Ese pequeño pueblo se veía justo como cuando había llegado, la oscuridad era tan pesada como para no ver sus propias pisadas. A lo lejos vislumbró la única luminaria encendida y su instinto le dijo que era ahí donde debía esperar el camión de regreso. Caminaba de hombros encogidos tratando de no sentir la impulsividad de regresarse, aun con el temor de arrepentirse después, y con una vaga esperanza de que ella fuera tras él, aunque se desvanecía conforme llegaba a la farola. Estando ahí volteó hacia los fantasmales edificios quedando con su vista fija en la única ventana encendida, esperando ver que se asomara, sin embargo, lo próximo que vio fue las cortinas correrse, con lo que sintió a su corazón entristecer preguntándose si acaso había sido un lunático, si había hecho algo que no pudiera reconocer dentro de su demencia; se agobiaba en el temor de haberla jaloneado del brazo en vez de abrazarla, de haberle querido morder la cabeza en vez de haberle besado la frente. Era así la vida que él llevaba en la que todo parecía confuso y caótico e, incluso, ni con eso se sentía listo para medicarse, siempre lo decía «mejor morir loco que vivir cuerdo y miserable». Pese a que Mateo parecía resignado, muy en el fondo odiaba su locura y a veces, como en esa ocasión bajo la farola, le recriminaba a su mamá con el pensamiento, le decía que había sido una muy mala idea haberlo tenido porque, además de haberle heredado el lunar del labio, le había heredado la demencia, pero «gracias al cielo —pensaba—, no heredé su esquizofrenia». Estuvo parado entre el sereno de la eterna madrugada, tallándose las manos frías, así un buen rato hasta que logró entrever a lo lejos las luces del camión aproximándose a él. El camión se detuvo sin necesidad de que le hubiera hecho la parada, las puertas se abrieron de par en par con un incómodo rechinido y Mateo subió notando que no había nadie más arriba, salvo el chofer malencarado y él. Tomó asiento recargando su cabeza en la ventana, partiendo de ahí sin querer pensar en cuándo la volvería a ver. Y ahí, en la pesadez de su realidad y el deseo del sueño, de nuevo la quimera fue haciéndose presente.

 

17

—Para mí, siento que hay solo migajas y, ¿sabes?, me he humillado ante ti para recibirlas con las manos extendidas, ¿es justo? Porque si me dices que esto es lo justo entonces me callo y me quedo contigo, juntito de ti hasta el final, aun si debo coserme una sonrisa mientras te veo casándote con Emma, aun si debo compartirte, pero, ¿qué hay de mí?, ¿dónde quedo yo?, dime dónde me depositaste que no me veo, antes me podía reconocer en ti, y ahora… ahora ni siquiera sé quién soy, no soy más que una extensión tuya y me doy lástima.

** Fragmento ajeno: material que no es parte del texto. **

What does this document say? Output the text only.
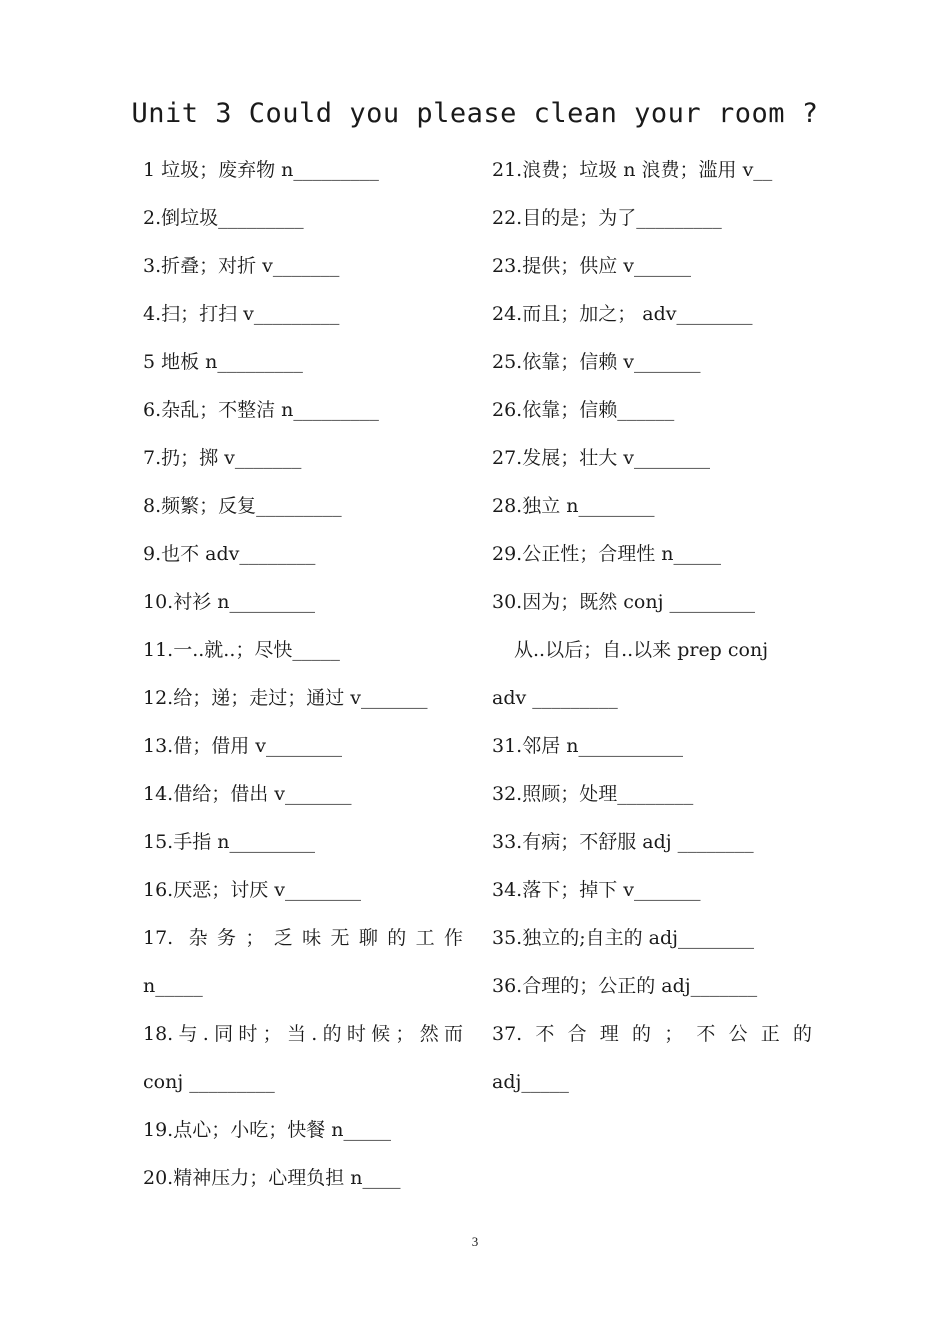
Unit 3 Could you please clean your room ?
1 垃圾；废弃物 n_________
2.倒垃圾_________
3.折叠；对折 v_______
4.扫；打扫 v_________
5 地板 n_________
6.杂乱；不整洁 n_________
7.扔；掷 v_______
8.频繁；反复_________
9.也不 adv________
10.衬衫 n_________
11.一..就..；尽快_____
12.给；递；走过；通过 v_______
13.借；借用 v________
14.借给；借出 v_______
15.手指 n_________
16.厌恶；讨厌 v________
17. 杂务；乏味无聊的工作
n_____
18.与.同时；当.的时候；然而
conj _________
19.点心；小吃；快餐 n_____
20.精神压力；心理负担 n____
21.浪费；垃圾 n 浪费；滥用 v__
22.目的是；为了_________
23.提供；供应 v______
24.而且；加之； adv________
25.依靠；信赖 v_______
26.依靠；信赖______
27.发展；壮大 v________
28.独立 n________
29.公正性；合理性 n_____
30.因为；既然 conj _________
从..以后；自..以来 prep conj
adv _________
31.邻居 n___________
32.照顾；处理________
33.有病；不舒服 adj ________
34.落下；掉下 v_______
35.独立的;自主的 adj________
36.合理的；公正的 adj_______
37.不合理的；不公正的
adj_____
3
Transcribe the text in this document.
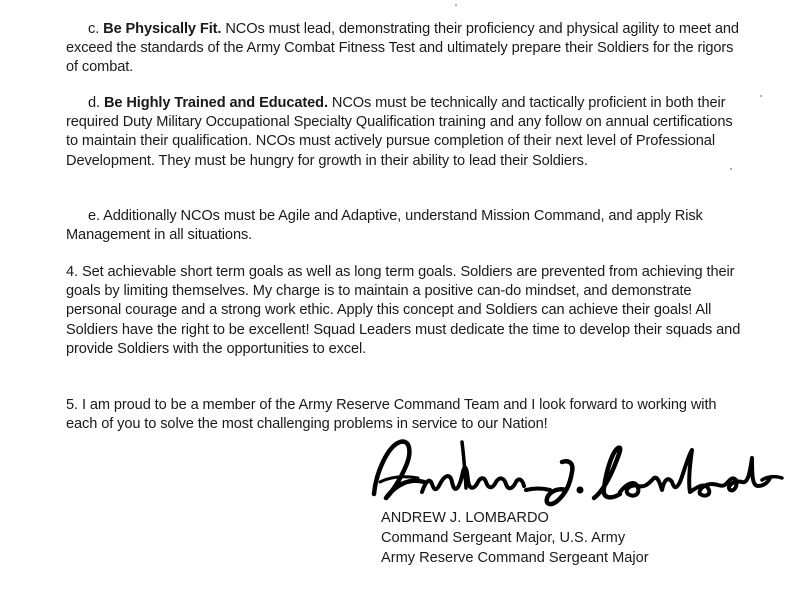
c. Be Physically Fit. NCOs must lead, demonstrating their proficiency and physical agility to meet and exceed the standards of the Army Combat Fitness Test and ultimately prepare their Soldiers for the rigors of combat.

d. Be Highly Trained and Educated. NCOs must be technically and tactically proficient in both their required Duty Military Occupational Specialty Qualification training and any follow on annual certifications to maintain their qualification. NCOs must actively pursue completion of their next level of Professional Development. They must be hungry for growth in their ability to lead their Soldiers.

e. Additionally NCOs must be Agile and Adaptive, understand Mission Command, and apply Risk Management in all situations.

4. Set achievable short term goals as well as long term goals. Soldiers are prevented from achieving their goals by limiting themselves. My charge is to maintain a positive can-do mindset, and demonstrate personal courage and a strong work ethic. Apply this concept and Soldiers can achieve their goals! All Soldiers have the right to be excellent! Squad Leaders must dedicate the time to develop their squads and provide Soldiers with the opportunities to excel.

5. I am proud to be a member of the Army Reserve Command Team and I look forward to working with each of you to solve the most challenging problems in service to our Nation!

ANDREW J. LOMBARDO
Command Sergeant Major, U.S. Army
Army Reserve Command Sergeant Major
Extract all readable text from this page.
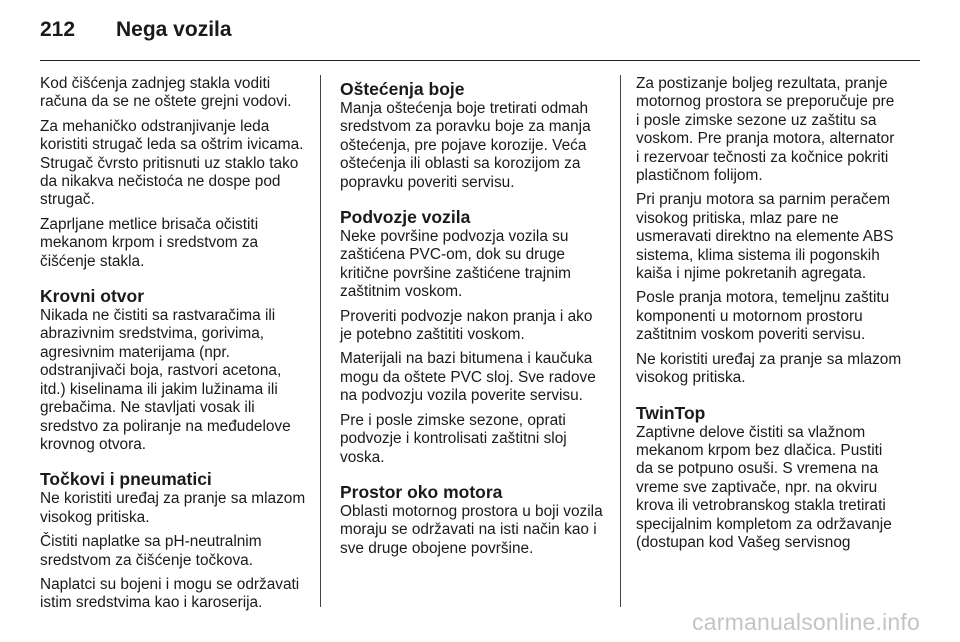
212 Nega vozila

Kod čišćenja zadnjeg stakla voditi računa da se ne oštete grejni vodovi.

Za mehaničko odstranjivanje leda koristiti strugač leda sa oštrim ivicama. Strugač čvrsto pritisnuti uz staklo tako da nikakva nečistoća ne dospe pod strugač.

Zaprljane metlice brisača očistiti mekanom krpom i sredstvom za čišćenje stakla.

Krovni otvor

Nikada ne čistiti sa rastvaračima ili abrazivnim sredstvima, gorivima, agresivnim materijama (npr. odstranjivači boja, rastvori acetona, itd.) kiselinama ili jakim lužinama ili grebačima. Ne stavljati vosak ili sredstvo za poliranje na međudelove krovnog otvora.

Točkovi i pneumatici

Ne koristiti uređaj za pranje sa mlazom visokog pritiska.

Čistiti naplatke sa pH-neutralnim sredstvom za čišćenje točkova.

Naplatci su bojeni i mogu se održavati istim sredstvima kao i karoserija.

Oštećenja boje

Manja oštećenja boje tretirati odmah sredstvom za poravku boje za manja oštećenja, pre pojave korozije. Veća oštećenja ili oblasti sa korozijom za popravku poveriti servisu.

Podvozje vozila

Neke površine podvozja vozila su zaštićena PVC-om, dok su druge kritične površine zaštićene trajnim zaštitnim voskom.

Proveriti podvozje nakon pranja i ako je potebno zaštititi voskom.

Materijali na bazi bitumena i kaučuka mogu da oštete PVC sloj. Sve radove na podvozju vozila poverite servisu.

Pre i posle zimske sezone, oprati podvozje i kontrolisati zaštitni sloj voska.

Prostor oko motora

Oblasti motornog prostora u boji vozila moraju se održavati na isti način kao i sve druge obojene površine.

Za postizanje boljeg rezultata, pranje motornog prostora se preporučuje pre i posle zimske sezone uz zaštitu sa voskom. Pre pranja motora, alternator i rezervoar tečnosti za kočnice pokriti plastičnom folijom.

Pri pranju motora sa parnim peračem visokog pritiska, mlaz pare ne usmeravati direktno na elemente ABS sistema, klima sistema ili pogonskih kaiša i njime pokretanih agregata.

Posle pranja motora, temeljnu zaštitu komponenti u motornom prostoru zaštitnim voskom poveriti servisu.

Ne koristiti uređaj za pranje sa mlazom visokog pritiska.

TwinTop

Zaptivne delove čistiti sa vlažnom mekanom krpom bez dlačica. Pustiti da se potpuno osuši. S vremena na vreme sve zaptivače, npr. na okviru krova ili vetrobranskog stakla tretirati specijalnim kompletom za održavanje (dostupan kod Vašeg servisnog

carmanualsonline.info
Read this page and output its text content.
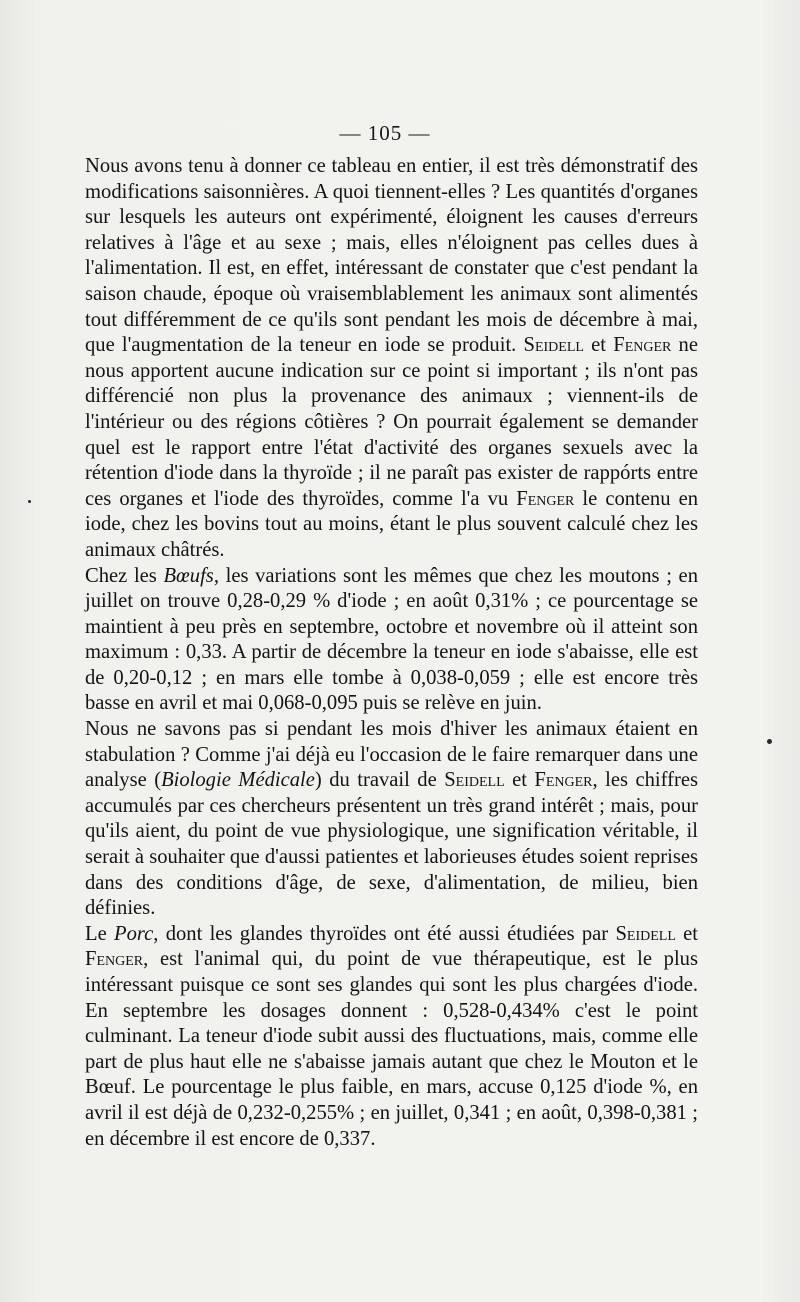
— 105 —

Nous avons tenu à donner ce tableau en entier, il est très démonstratif des modifications saisonnières. A quoi tiennent-elles ? Les quantités d'organes sur lesquels les auteurs ont expérimenté, éloignent les causes d'erreurs relatives à l'âge et au sexe ; mais, elles n'éloignent pas celles dues à l'alimentation. Il est, en effet, intéressant de constater que c'est pendant la saison chaude, époque où vraisemblablement les animaux sont alimentés tout différemment de ce qu'ils sont pendant les mois de décembre à mai, que l'augmentation de la teneur en iode se produit. Seidell et Fenger ne nous apportent aucune indication sur ce point si important ; ils n'ont pas différencié non plus la provenance des animaux ; viennent-ils de l'intérieur ou des régions côtières ? On pourrait également se demander quel est le rapport entre l'état d'activité des organes sexuels avec la rétention d'iode dans la thyroïde ; il ne paraît pas exister de rappórts entre ces organes et l'iode des thyroïdes, comme l'a vu Fenger le contenu en iode, chez les bovins tout au moins, étant le plus souvent calculé chez les animaux châtrés.

Chez les Bœufs, les variations sont les mêmes que chez les moutons ; en juillet on trouve 0,28-0,29 % d'iode ; en août 0,31% ; ce pourcentage se maintient à peu près en septembre, octobre et novembre où il atteint son maximum : 0,33. A partir de décembre la teneur en iode s'abaisse, elle est de 0,20-0,12 ; en mars elle tombe à 0,038-0,059 ; elle est encore très basse en avril et mai 0,068-0,095 puis se relève en juin.

Nous ne savons pas si pendant les mois d'hiver les animaux étaient en stabulation ? Comme j'ai déjà eu l'occasion de le faire remarquer dans une analyse (Biologie Médicale) du travail de Seidell et Fenger, les chiffres accumulés par ces chercheurs présentent un très grand intérêt ; mais, pour qu'ils aient, du point de vue physiologique, une signification véritable, il serait à souhaiter que d'aussi patientes et laborieuses études soient reprises dans des conditions d'âge, de sexe, d'alimentation, de milieu, bien définies.

Le Porc, dont les glandes thyroïdes ont été aussi étudiées par Seidell et Fenger, est l'animal qui, du point de vue thérapeutique, est le plus intéressant puisque ce sont ses glandes qui sont les plus chargées d'iode. En septembre les dosages donnent : 0,528-0,434% c'est le point culminant. La teneur d'iode subit aussi des fluctuations, mais, comme elle part de plus haut elle ne s'abaisse jamais autant que chez le Mouton et le Bœuf. Le pourcentage le plus faible, en mars, accuse 0,125 d'iode %, en avril il est déjà de 0,232-0,255% ; en juillet, 0,341 ; en août, 0,398-0,381 ; en décembre il est encore de 0,337.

Desde que él le había negado el deseo de darle un hijo, casi todos los días habían sido de reclamos, de llanto y papeles de baño en el piso, y al lado de ellos la mujer sollozando con el rímel corrido, con la dignidad hasta los tobillos y el aliento insostenible. Él, como si fuera una pantomima ya ensayada, yacía mirándola angustiado esperando a que pudiera calmarse un poco para tratar de hablar, sin embargo, ninguna palabra que él pudiera sacar se completaba cuando ella expiraba con un reclamo más, y es que, en la inevitable atracción, ninguno de los dos podía dejarse pese a las consecuencias. Así era que él recordaba las palabras de su mamá cuando de niño le había dicho que la vida era tan frágil como el hilo de seda, y no lo había comprendido sino hasta encontrarse ahí, frente a la mujer que amaba y con la cobardía que siempre lo había caracterizado. No estaba dispuesto a perder, él no se veía como un perdedor, no era el mismo de hacía unos años ni de que cuando, de niño, tenía que trabajar junto con su papá, cuando llegaba a casa con yagas en los dedos, cuando su mamá apenas y tenía con qué alimentarlo, cuando vendía periódico, cuando su mamá abandonó a su marido hasta que, en un golpe de suerte, su papá logró conseguir un mejor empleo y crecer poco a poco. A sus nueve años se prometió que jamás volvería a pasar por eso, que nunca tendría que trabajar con yagas en los dedos, y cuando conoció a Emma, esa promesa se arraigó en un deseo hecho realidad al momento en que su suegro le pidió que se asociaran con la cadena hotelera para asegurar al futuro de su hija.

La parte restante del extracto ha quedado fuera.